Late last month, Marsha Jean-Charles was awarded a Ph.D. in Africana studies at Cornell University in Ithaca, New York. She was the first person to earn a doctorate in the field from Cornell.
Cornell initiated the doctoral program in 2013, the first in Africana studies in the state of New York. Michael Kotlikoff, provost at Cornell University stated that the Ph.D. program “represents years of intellectual engagement and research, fueled by determination to discover and demonstrate something new, to elucidate something no one else has ever examined in quite the same way.”

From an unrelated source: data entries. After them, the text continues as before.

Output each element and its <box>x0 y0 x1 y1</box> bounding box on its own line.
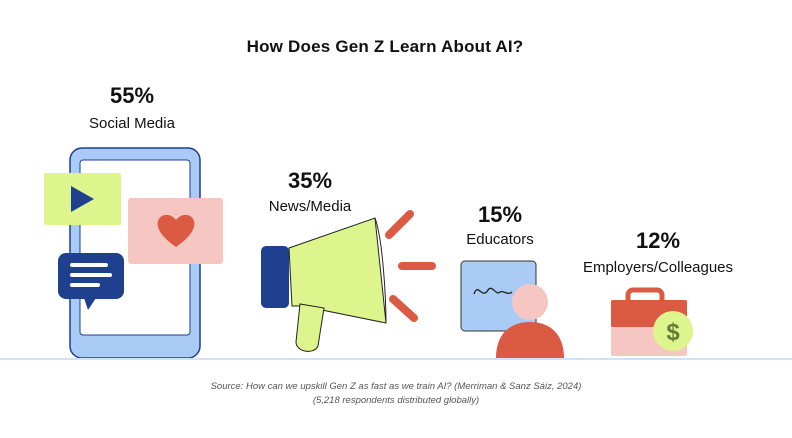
value-label-news-media: 35% <box>287 168 333 193</box>
value-label-employers: 12% <box>635 228 681 253</box>
dollar-icon: $ <box>653 311 693 351</box>
person-icon <box>496 284 564 358</box>
category-label-news-media: News/Media <box>268 198 352 215</box>
category-label-employers: Employers/Colleagues <box>582 259 734 276</box>
megaphone-icon <box>261 210 436 352</box>
category-label-educators: Educators <box>466 231 534 248</box>
source-citation: Source: How can we upskill Gen Z as fast… <box>210 381 582 392</box>
source-respondents: (5,218 respondents distributed globally) <box>312 395 480 406</box>
svg-text:$: $ <box>666 319 680 346</box>
chat-icon <box>58 253 124 310</box>
chart-title: How Does Gen Z Learn About AI? <box>246 37 524 56</box>
play-icon <box>44 173 121 225</box>
value-label-educators: 15% <box>477 202 523 227</box>
value-label-social-media: 55% <box>109 83 155 108</box>
category-label-social-media: Social Media <box>89 115 175 132</box>
heart-icon <box>128 198 223 264</box>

Dr. Jean-Charles wrote her dissertation on the socio-political and cultural aspects of post-9/11 fiction by five Haitian and Haitian American writers. She stated that “most of my work is about how literature is deeply political, especially when the people writing it are regularly confronting systems of oppression with and within their work. Often for marginalized people, literature is one of the few venues in which people see themselves and feel understood.”
Dr. Jean-Charles earned her bachelor’s degree in African American studies from Wesleyan University in Middletown, Connecticut. She holds a master’s degree in African American studies from Columbia University in New York City. While pursuing her doctoral degree at Cornell, Dr. Jean-Charles taught the course Introduction to Africana Studies at Binghamton University of the State University of New York System and taught Black studies at the City College of New York.
Congratulations Dr. Jean-Charles. Look forward to reading your work.